Pilgrimage
To make a pilgrimage means to undertake a journey—typically in the context of religious practice—of personal or ritual significance. The journey can be external and physical (as in the case of the pilgrims journeying to Thomas Becket's tomb in Geoffrey Chaucer's The Canterbury Tales), internal and spiritual (as in the case of Christian, who narrates his own allegorical vision in The Pilgrim's Progress, by John Bunyan), or both. The tradition is ancient: Scholars have found relics and records of various forms of it that date back into preclassical times. Most major world religions have sanctioned, or still sanction, some form of sacred travel in their practices and rituals, but pilgrimage is not purely a formal religious phenomenon. Many "pilgrimages" in modern times—arguably including such secular activities as tourism, symbolic political action, and journeys of personal self-discovery—testify to the lasting power of ritual travel as a manifestation of human yearning and the search for meaning, even in an era ostensibly dominated by a culture of scientific rationalism. Pilgrimage would seem to be as compelling a human phenomenon as ever—both as ritual and as metaphor.
Ritual and place
Primative religions tended to locate the divine in particular places—the river, the sun, the volcano, the forest, and so forth. Practically speaking, if you wanted to talk to a god, goddess, or spirit, you had to go for a visit. The practice of pilgrimage, including those pilgrimages associated with modern monotheistic religions whose basic tenets asset that God is everywhere, harks back to that primitive religious impulse to identify particular places as sacred.
Even faiths such as Islam and Judaism, whose doctrines center on the idea of a universal God, manage to square that universality with particular places. The Israelites of the book of Exodus, for example, spurned the polytheism of Egypt and fled into the wilderness; eventually, though, even though their God was "everywhere," they came to carry with them a portable temple, in the form of the Ark of the Covenant and its tabernacle, which ultimately became a permanent "place" of worship and pilgrimage when the first Temple of Jerusalem was built around it. In Islam, the holy city of Mecca and the black stone of the Kaa'ba serve to give focus to the worship of Allah, and are places of officially sanctioned pilgrimage.
The pilgrimage itself often becomes as important as the sacred place sought. Psychologists have identified repetition and ritual as one of the ways that children give structure to a big, frightening world (a tendency that goes out of control, for example, in those diagnosed with autism); as adults, people justify rituals for many reasons, but they remain a way of structuring a human experience that might be otherwise impossibly complex. Just as the rituals of worship provide structure to the frightening business of talking to God, pilgrimage offers a way to surrender to a sense of continuity and connection—it becomes a ritual journey that symbolizes the progression of life itself.
Classical and preclassical precursors
Early Judeo-Christian traditions
Eastern traditions
Other premodern traditions
Literary and historical pilgrimage
Perhaps among the best-known literary pilgrimages is that which gave Geoffrey Chaucer's Canterbury Tales (c. 1390) its frame narrative. The route along the "Pilgrim's road" that wended its way from London through Kent to Canterbury was well-known and well-traveled, and its proximity to London attracted a diverse crowd of pilgrims, giving Chaucer an ideal setting for bringing together people of widely varying class and standing.
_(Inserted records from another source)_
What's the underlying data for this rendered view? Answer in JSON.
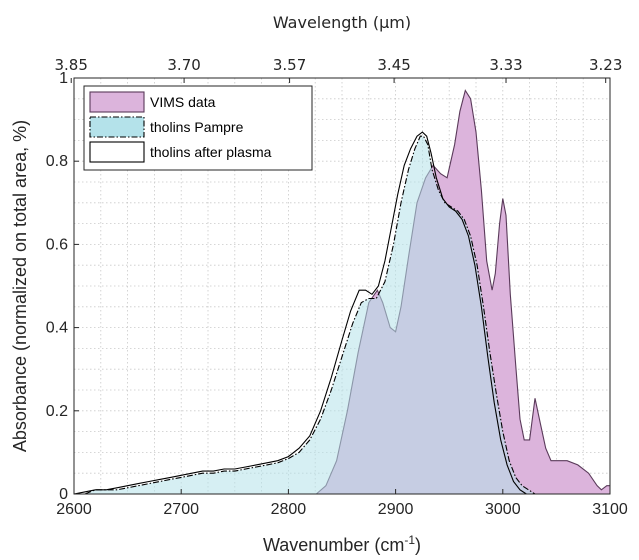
{
  "chart_data": {
    "type": "area",
    "xlabel": "Wavenumber (cm",
    "xlabel_sup": "-1",
    "xlabel_end": ")",
    "ylabel": "Absorbance (normalized on total area, %)",
    "top_xlabel": "Wavelength (µm)",
    "xlim": [
      2600,
      3100
    ],
    "ylim": [
      0,
      1
    ],
    "x_ticks": [
      2600,
      2700,
      2800,
      2900,
      3000,
      3100
    ],
    "x_tick_labels": [
      "2600",
      "2700",
      "2800",
      "2900",
      "3000",
      "3100"
    ],
    "y_ticks": [
      0,
      0.2,
      0.4,
      0.6,
      0.8,
      1
    ],
    "y_tick_labels": [
      "0",
      "0.2",
      "0.4",
      "0.6",
      "0.8",
      "1"
    ],
    "top_ticks": [
      {
        "wavenumber": 2597.4,
        "label": "3.85"
      },
      {
        "wavenumber": 2702.7,
        "label": "3.70"
      },
      {
        "wavenumber": 2801.1,
        "label": "3.57"
      },
      {
        "wavenumber": 2898.6,
        "label": "3.45"
      },
      {
        "wavenumber": 3003.0,
        "label": "3.33"
      },
      {
        "wavenumber": 3095.98,
        "label": "3.23"
      }
    ],
    "grid": true,
    "legend_position": "top-left",
    "series": [
      {
        "name": "VIMS data",
        "style": "filled",
        "fill": "#dcb4dc",
        "stroke": "#5a3a5a",
        "dash": "",
        "x": [
          2826,
          2835,
          2845,
          2855,
          2865,
          2875,
          2883,
          2888,
          2895,
          2900,
          2905,
          2912,
          2920,
          2928,
          2935,
          2942,
          2948,
          2955,
          2960,
          2965,
          2970,
          2975,
          2980,
          2985,
          2990,
          2993,
          2997,
          3000,
          3003,
          3007,
          3012,
          3016,
          3020,
          3025,
          3030,
          3035,
          3040,
          3045,
          3050,
          3060,
          3070,
          3080,
          3088,
          3092,
          3097,
          3100
        ],
        "y": [
          0.0,
          0.02,
          0.08,
          0.2,
          0.34,
          0.46,
          0.49,
          0.46,
          0.4,
          0.39,
          0.45,
          0.57,
          0.7,
          0.76,
          0.79,
          0.77,
          0.76,
          0.84,
          0.92,
          0.97,
          0.95,
          0.87,
          0.73,
          0.56,
          0.49,
          0.53,
          0.65,
          0.71,
          0.67,
          0.48,
          0.31,
          0.18,
          0.13,
          0.13,
          0.23,
          0.17,
          0.11,
          0.08,
          0.08,
          0.08,
          0.07,
          0.05,
          0.02,
          0.01,
          0.02,
          0.02
        ]
      },
      {
        "name": "tholins Pampre",
        "style": "filled",
        "fill": "#b4e2ea",
        "stroke": "#000000",
        "dash": "6 2 1.5 2",
        "x": [
          2600,
          2610,
          2620,
          2630,
          2640,
          2650,
          2660,
          2670,
          2680,
          2690,
          2700,
          2710,
          2720,
          2730,
          2740,
          2750,
          2760,
          2770,
          2780,
          2790,
          2800,
          2810,
          2820,
          2830,
          2840,
          2850,
          2860,
          2868,
          2875,
          2882,
          2890,
          2898,
          2905,
          2912,
          2918,
          2923,
          2926,
          2930,
          2934,
          2940,
          2946,
          2952,
          2958,
          2964,
          2970,
          2976,
          2982,
          2988,
          2994,
          3000,
          3006,
          3012,
          3018,
          3024,
          3030
        ],
        "y": [
          0.0,
          0.0,
          0.01,
          0.01,
          0.01,
          0.015,
          0.02,
          0.025,
          0.03,
          0.035,
          0.04,
          0.045,
          0.05,
          0.05,
          0.055,
          0.055,
          0.06,
          0.065,
          0.07,
          0.075,
          0.085,
          0.1,
          0.13,
          0.18,
          0.25,
          0.33,
          0.41,
          0.46,
          0.47,
          0.47,
          0.51,
          0.6,
          0.7,
          0.78,
          0.83,
          0.86,
          0.86,
          0.84,
          0.78,
          0.73,
          0.7,
          0.69,
          0.68,
          0.66,
          0.62,
          0.55,
          0.45,
          0.34,
          0.24,
          0.15,
          0.08,
          0.04,
          0.02,
          0.01,
          0.0
        ]
      },
      {
        "name": "tholins after plasma",
        "style": "outline",
        "fill": "none",
        "stroke": "#000000",
        "dash": "",
        "x": [
          2600,
          2610,
          2620,
          2630,
          2640,
          2650,
          2660,
          2670,
          2680,
          2690,
          2700,
          2710,
          2720,
          2730,
          2740,
          2750,
          2760,
          2770,
          2780,
          2790,
          2800,
          2810,
          2820,
          2830,
          2840,
          2850,
          2858,
          2866,
          2872,
          2878,
          2884,
          2890,
          2896,
          2902,
          2908,
          2914,
          2920,
          2925,
          2929,
          2933,
          2938,
          2944,
          2950,
          2956,
          2962,
          2968,
          2974,
          2980,
          2986,
          2992,
          2998,
          3004,
          3010,
          3016,
          3022
        ],
        "y": [
          0.0,
          0.005,
          0.01,
          0.01,
          0.015,
          0.02,
          0.025,
          0.03,
          0.035,
          0.04,
          0.045,
          0.05,
          0.055,
          0.055,
          0.06,
          0.06,
          0.065,
          0.07,
          0.075,
          0.08,
          0.09,
          0.11,
          0.14,
          0.2,
          0.28,
          0.37,
          0.44,
          0.49,
          0.49,
          0.48,
          0.5,
          0.56,
          0.64,
          0.72,
          0.79,
          0.83,
          0.86,
          0.87,
          0.86,
          0.82,
          0.76,
          0.71,
          0.69,
          0.68,
          0.66,
          0.62,
          0.55,
          0.45,
          0.33,
          0.22,
          0.13,
          0.07,
          0.03,
          0.01,
          0.0
        ]
      }
    ]
  }
}
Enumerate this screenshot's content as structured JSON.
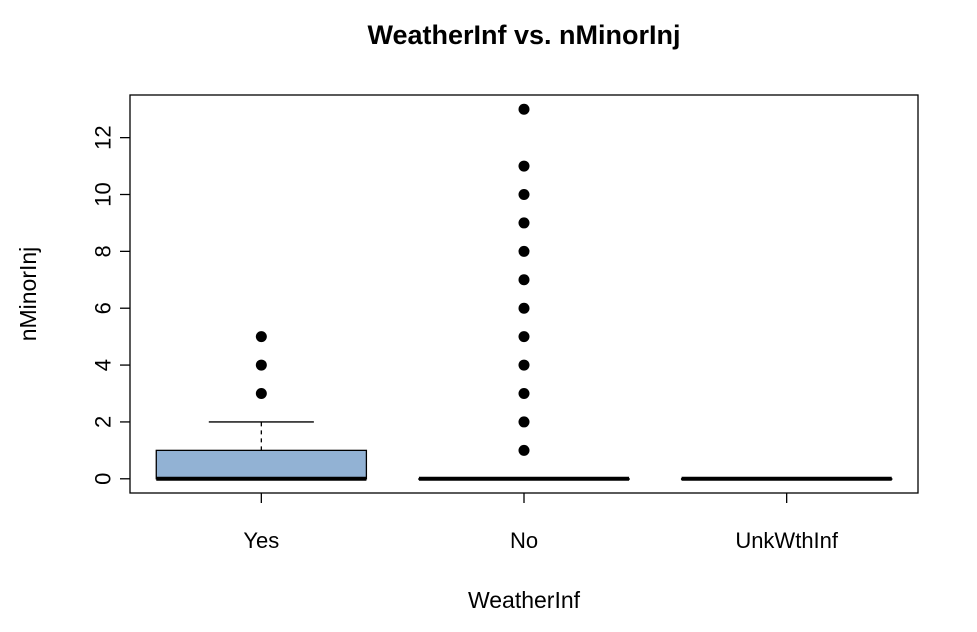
{
  "chart_data": {
    "type": "boxplot",
    "title": "WeatherInf  vs. nMinorInj",
    "xlabel": "WeatherInf",
    "ylabel": "nMinorInj",
    "categories": [
      "Yes",
      "No",
      "UnkWthInf"
    ],
    "ylim": [
      -0.5,
      13.5
    ],
    "yticks": [
      0,
      2,
      4,
      6,
      8,
      10,
      12
    ],
    "box_color": "#92B2D4",
    "grid": false,
    "boxes": [
      {
        "category": "Yes",
        "q1": 0,
        "median": 0,
        "q3": 1,
        "whisker_low": 0,
        "whisker_high": 2,
        "outliers": [
          3,
          4,
          5
        ]
      },
      {
        "category": "No",
        "q1": 0,
        "median": 0,
        "q3": 0,
        "whisker_low": 0,
        "whisker_high": 0,
        "outliers": [
          1,
          2,
          3,
          4,
          5,
          6,
          7,
          8,
          9,
          10,
          11,
          13
        ]
      },
      {
        "category": "UnkWthInf",
        "q1": 0,
        "median": 0,
        "q3": 0,
        "whisker_low": 0,
        "whisker_high": 0,
        "outliers": []
      }
    ]
  }
}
Chaucer never completed his cycle, thougfh this did not prevent others, such as the anonymous scribe of the Northumberland MS. of the Tales, from completing the story for him via "Beren's Tale" and a scene of the arrival in Canterbury at the shrine of Thomas à Becket. As would actual pilgrims of the day, the pilgrims in this scribe's tale purchased tin hat-badges and vials of "holy water," which were for sale just outside the cathedral close, and enjoyed a pint of ale at a local pub.
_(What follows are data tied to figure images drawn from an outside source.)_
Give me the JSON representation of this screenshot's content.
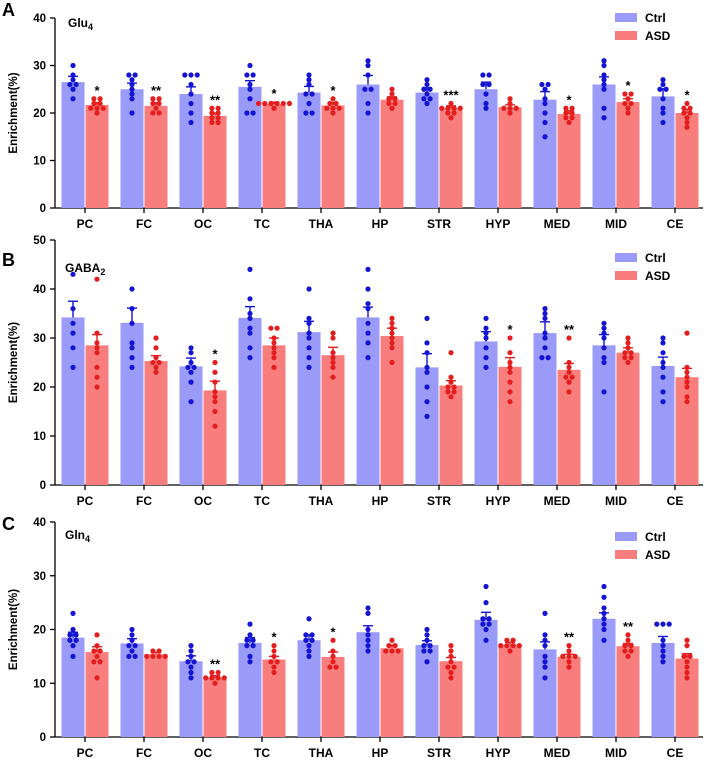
{
  "colors": {
    "ctrl_bar": "#9a9af8",
    "ctrl_dot": "#1414d2",
    "asd_bar": "#f87e7e",
    "asd_dot": "#e41e1e"
  },
  "chart_data": [
    {
      "type": "bar",
      "panel": "A",
      "title": "Glu",
      "title_sub": "4",
      "ylabel": "Enrichment(%)",
      "ylim": [
        0,
        40
      ],
      "yticks": [
        0,
        10,
        20,
        30,
        40
      ],
      "legend": [
        "Ctrl",
        "ASD"
      ],
      "categories": [
        "PC",
        "FC",
        "OC",
        "TC",
        "THA",
        "HP",
        "STR",
        "HYP",
        "MED",
        "MID",
        "CE"
      ],
      "series": [
        {
          "name": "Ctrl",
          "values": [
            26.5,
            25.0,
            24.0,
            25.5,
            24.3,
            26.0,
            24.3,
            25.0,
            22.8,
            26.0,
            23.5
          ],
          "errors": [
            1.2,
            1.3,
            1.5,
            1.3,
            1.3,
            1.9,
            1.0,
            1.5,
            1.7,
            1.6,
            1.6
          ],
          "points": [
            [
              30,
              28,
              27,
              26,
              26,
              25,
              23
            ],
            [
              28,
              28,
              27,
              26,
              25,
              24,
              23,
              20
            ],
            [
              28,
              28,
              28,
              26,
              24,
              22,
              20,
              18
            ],
            [
              30,
              28,
              28,
              26,
              25,
              23,
              20,
              20
            ],
            [
              28,
              27,
              26,
              24,
              24,
              22,
              20,
              20
            ],
            [
              31,
              30,
              28,
              25,
              25,
              22,
              20
            ],
            [
              27,
              26,
              25,
              25,
              24,
              23,
              23,
              22
            ],
            [
              28,
              28,
              26,
              26,
              24,
              22,
              21
            ],
            [
              26,
              26,
              25,
              23,
              22,
              20,
              18,
              15
            ],
            [
              31,
              30,
              28,
              27,
              26,
              25,
              21,
              19
            ],
            [
              27,
              26,
              25,
              25,
              23,
              21,
              20,
              18
            ]
          ]
        },
        {
          "name": "ASD",
          "values": [
            21.7,
            21.5,
            19.4,
            21.9,
            21.6,
            22.8,
            21.0,
            21.2,
            19.8,
            22.3,
            20.0
          ],
          "errors": [
            0.5,
            0.7,
            0.6,
            0.4,
            0.6,
            0.6,
            0.5,
            0.5,
            0.7,
            0.7,
            0.7
          ],
          "points": [
            [
              23,
              23,
              22,
              22,
              21,
              21,
              21,
              20
            ],
            [
              23,
              23,
              22,
              22,
              21,
              20,
              20
            ],
            [
              21,
              21,
              20,
              20,
              19,
              19,
              18,
              18
            ],
            [
              22,
              22,
              22,
              22,
              22,
              22,
              21
            ],
            [
              23,
              22,
              22,
              21,
              21,
              21,
              20
            ],
            [
              25,
              24,
              23,
              23,
              22,
              22,
              21
            ],
            [
              22,
              21,
              21,
              21,
              21,
              20,
              20,
              19
            ],
            [
              23,
              22,
              21,
              21,
              21,
              20
            ],
            [
              21,
              21,
              20,
              20,
              19,
              19,
              18
            ],
            [
              24,
              24,
              23,
              22,
              22,
              21,
              20
            ],
            [
              22,
              21,
              21,
              20,
              20,
              19,
              18,
              17
            ]
          ]
        }
      ],
      "significance": [
        "*",
        "**",
        "**",
        "*",
        "*",
        "",
        "***",
        "",
        "*",
        "*",
        "*"
      ]
    },
    {
      "type": "bar",
      "panel": "B",
      "title": "GABA",
      "title_sub": "2",
      "ylabel": "Enrichment(%)",
      "ylim": [
        0,
        50
      ],
      "yticks": [
        0,
        10,
        20,
        30,
        40,
        50
      ],
      "legend": [
        "Ctrl",
        "ASD"
      ],
      "categories": [
        "PC",
        "FC",
        "OC",
        "TC",
        "THA",
        "HP",
        "STR",
        "HYP",
        "MED",
        "MID",
        "CE"
      ],
      "series": [
        {
          "name": "Ctrl",
          "values": [
            34.2,
            33.1,
            24.2,
            34.1,
            31.2,
            34.2,
            24.0,
            29.3,
            31.0,
            28.5,
            24.3
          ],
          "errors": [
            3.3,
            3.0,
            1.7,
            2.3,
            2.2,
            2.1,
            2.8,
            2.0,
            2.3,
            2.2,
            1.8
          ],
          "points": [
            [
              43,
              36,
              33,
              31,
              28,
              24
            ],
            [
              40,
              36,
              33,
              29,
              28,
              26,
              24
            ],
            [
              28,
              27,
              25,
              24,
              24,
              23,
              21,
              17
            ],
            [
              44,
              38,
              35,
              34,
              32,
              31,
              28,
              26
            ],
            [
              40,
              34,
              33,
              31,
              30,
              28,
              26,
              24
            ],
            [
              44,
              40,
              37,
              36,
              33,
              31,
              29,
              26
            ],
            [
              34,
              29,
              27,
              24,
              23,
              20,
              17,
              14
            ],
            [
              34,
              32,
              31,
              30,
              28,
              26,
              24
            ],
            [
              36,
              35,
              34,
              31,
              30,
              28,
              26,
              26
            ],
            [
              33,
              32,
              31,
              30,
              28,
              26,
              25,
              19
            ],
            [
              30,
              29,
              27,
              25,
              24,
              22,
              19,
              17
            ]
          ]
        },
        {
          "name": "ASD",
          "values": [
            28.5,
            25.3,
            19.3,
            28.5,
            26.5,
            30.4,
            20.3,
            24.1,
            23.5,
            27.0,
            22.0
          ],
          "errors": [
            2.2,
            1.1,
            1.9,
            1.5,
            1.6,
            1.6,
            1.0,
            1.9,
            1.3,
            1.0,
            1.8
          ],
          "points": [
            [
              42,
              31,
              29,
              28,
              27,
              24,
              22,
              20
            ],
            [
              30,
              28,
              26,
              25,
              25,
              24,
              23
            ],
            [
              25,
              23,
              21,
              19,
              18,
              17,
              15,
              12
            ],
            [
              32,
              32,
              30,
              29,
              28,
              27,
              26,
              24
            ],
            [
              31,
              30,
              27,
              26,
              25,
              24,
              22
            ],
            [
              34,
              33,
              32,
              31,
              30,
              29,
              28,
              25
            ],
            [
              27,
              22,
              21,
              20,
              20,
              19,
              19,
              18
            ],
            [
              30,
              27,
              25,
              24,
              23,
              21,
              19,
              17
            ],
            [
              30,
              25,
              24,
              23,
              22,
              22,
              21,
              19
            ],
            [
              30,
              29,
              28,
              27,
              27,
              26,
              26,
              25
            ],
            [
              31,
              24,
              23,
              22,
              21,
              20,
              18,
              17
            ]
          ]
        }
      ],
      "significance": [
        "",
        "",
        "*",
        "",
        "",
        "",
        "",
        "*",
        "**",
        "",
        ""
      ]
    },
    {
      "type": "bar",
      "panel": "C",
      "title": "Gln",
      "title_sub": "4",
      "ylabel": "Enrichment(%)",
      "ylim": [
        0,
        40
      ],
      "yticks": [
        0,
        10,
        20,
        30,
        40
      ],
      "legend": [
        "Ctrl",
        "ASD"
      ],
      "categories": [
        "PC",
        "FC",
        "OC",
        "TC",
        "THA",
        "HP",
        "STR",
        "HYP",
        "MED",
        "MID",
        "CE"
      ],
      "series": [
        {
          "name": "Ctrl",
          "values": [
            18.5,
            17.4,
            14.1,
            17.5,
            18.0,
            19.5,
            17.1,
            21.8,
            16.3,
            22.0,
            17.5
          ],
          "errors": [
            1.0,
            0.9,
            1.0,
            1.0,
            1.0,
            1.2,
            0.8,
            1.4,
            1.4,
            1.1,
            1.2
          ],
          "points": [
            [
              23,
              20,
              19,
              19,
              18,
              18,
              17,
              15
            ],
            [
              20,
              19,
              18,
              17,
              17,
              16,
              15,
              15
            ],
            [
              17,
              16,
              15,
              14,
              14,
              13,
              12,
              11
            ],
            [
              21,
              19,
              18,
              18,
              17,
              17,
              15,
              14
            ],
            [
              22,
              19,
              19,
              18,
              18,
              17,
              16,
              15
            ],
            [
              24,
              23,
              20,
              19,
              18,
              17,
              16
            ],
            [
              20,
              19,
              18,
              17,
              17,
              16,
              16,
              14
            ],
            [
              28,
              25,
              22,
              22,
              21,
              21,
              20,
              18
            ],
            [
              23,
              19,
              18,
              17,
              15,
              14,
              13,
              11
            ],
            [
              28,
              26,
              24,
              23,
              22,
              21,
              20,
              18
            ],
            [
              21,
              21,
              21,
              18,
              17,
              16,
              15,
              14
            ]
          ]
        },
        {
          "name": "ASD",
          "values": [
            15.8,
            15.4,
            11.1,
            14.4,
            14.9,
            16.5,
            14.1,
            17.2,
            14.9,
            16.9,
            14.6
          ],
          "errors": [
            1.0,
            0.3,
            0.3,
            0.6,
            0.9,
            0.6,
            0.7,
            0.4,
            0.5,
            0.5,
            0.9
          ],
          "points": [
            [
              19,
              17,
              16,
              16,
              15,
              14,
              14,
              11
            ],
            [
              16,
              16,
              15,
              15,
              15,
              15
            ],
            [
              12,
              12,
              11,
              11,
              11,
              11,
              10
            ],
            [
              17,
              16,
              15,
              14,
              14,
              13,
              12
            ],
            [
              18,
              16,
              15,
              14,
              13,
              13
            ],
            [
              18,
              17,
              17,
              16,
              16,
              16
            ],
            [
              17,
              16,
              15,
              14,
              13,
              13,
              12,
              11
            ],
            [
              18,
              18,
              17,
              17,
              17,
              17,
              16
            ],
            [
              17,
              16,
              15,
              15,
              15,
              14,
              13
            ],
            [
              19,
              18,
              17,
              17,
              16,
              16,
              15
            ],
            [
              18,
              17,
              15,
              15,
              14,
              13,
              12,
              11
            ]
          ]
        }
      ],
      "significance": [
        "",
        "",
        "**",
        "*",
        "*",
        "",
        "",
        "",
        "**",
        "**",
        ""
      ]
    }
  ]
}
Some of Chaucer's readers may indeed have regarded his satirical portraits of pilgrims as apt epitomes of the sort of irreligious attitudes and characters that pilgrimages drew; among early proto-Protestants such as the Wycliffites the value of pilgrimage was frequently denounced. This view eventually gained a foothold during the rule of Oliver Cromwell, when Puritan iconoclasts destroyed the shrine of Becket, and the custom of pilgrimage in England came to a close.